We can be born again each day because of God’s love for us. I first learned this the first week of my first year as a Luther College student at a student-led Bible study. The “ice breaker” that night involved sharing the date that you were born again. I panicked. Had I ever been born again? One guy said a date in 1971, the day he was baptized. But I had no idea exactly when I was baptized. Then the woman next to me said, “Yesterday”. That surprised me as I’d seen her leading worship earlier and she’d looked so full of joy and peace. “Yesterday,” she said, and the day before and the day before and the day before. Each new day I’m born again as I remember what God has done for me.” When it was my turn I said, me too. I think of her still, especially on days when it’s hard to get out of bed.
 
We can and do experience rebirth each day. Yet there are also times when we’re held in a protective, dark space for a time until the fuller new life that God is preparing in us is ready to emerge.
 
Lent is one of those times.
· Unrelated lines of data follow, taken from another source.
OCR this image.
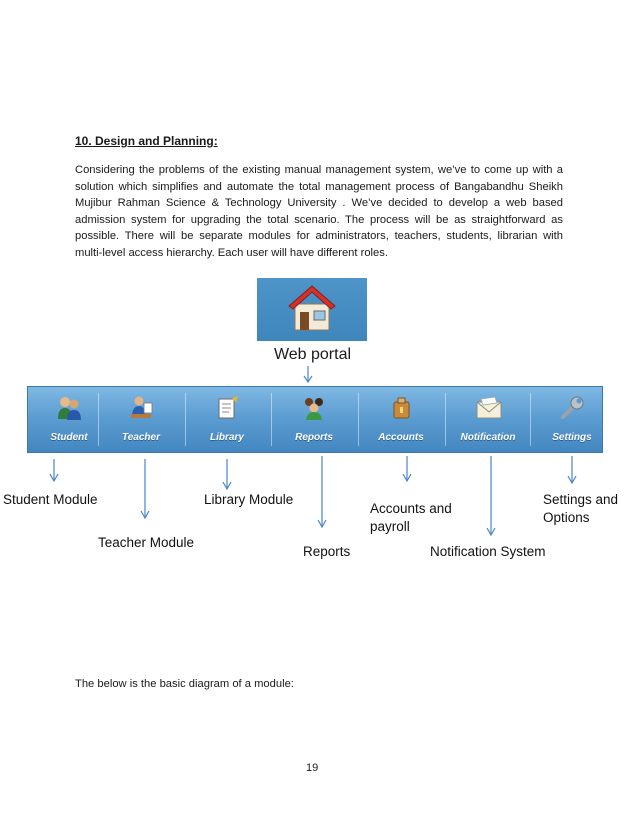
10. Design and Planning:
Considering the problems of the existing manual management system, we’ve to come up with a solution which simplifies and automate the total management process of Bangabandhu Sheikh Mujibur Rahman Science & Technology University . We’ve decided to develop a web based admission system for upgrading the total scenario. The process will be as straightforward as possible. There will be separate modules for administrators, teachers, students, librarian with multi-level access hierarchy. Each user will have different roles.
Web portal
Student	Teacher	Library	Reports	Accounts	Notification	Settings
Student Module
Teacher Module
Library Module
Reports
Accounts and
payroll
Notification System
Settings and
Options
The below is the basic diagram of a module:
19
And interestingly, Lent is a period of 40 days. Whenever you see 40 in scripture, you know it’s an important amount of time: whether it’s 40 days and nights of rain in the time of Noah, the 40 years God’s people spent wandering in the wilderness after slavery, or Jesus’ 40 days in the desert. 40 weeks is also the length of a typical human pregnancy.
 
In these 40 days of Lent, we’re held in God’s womb as we await rebirth and resurrection at Easter.
 
During the seasons of Lent and Easter we return to the waters of baptism, the waters of life and renewal, and we are reborn.
 
How do we begin again?
Through the love and life given by our Mothering God.
Through the Spirit that is on the loose.
Through water and the Word at work in creation and for you.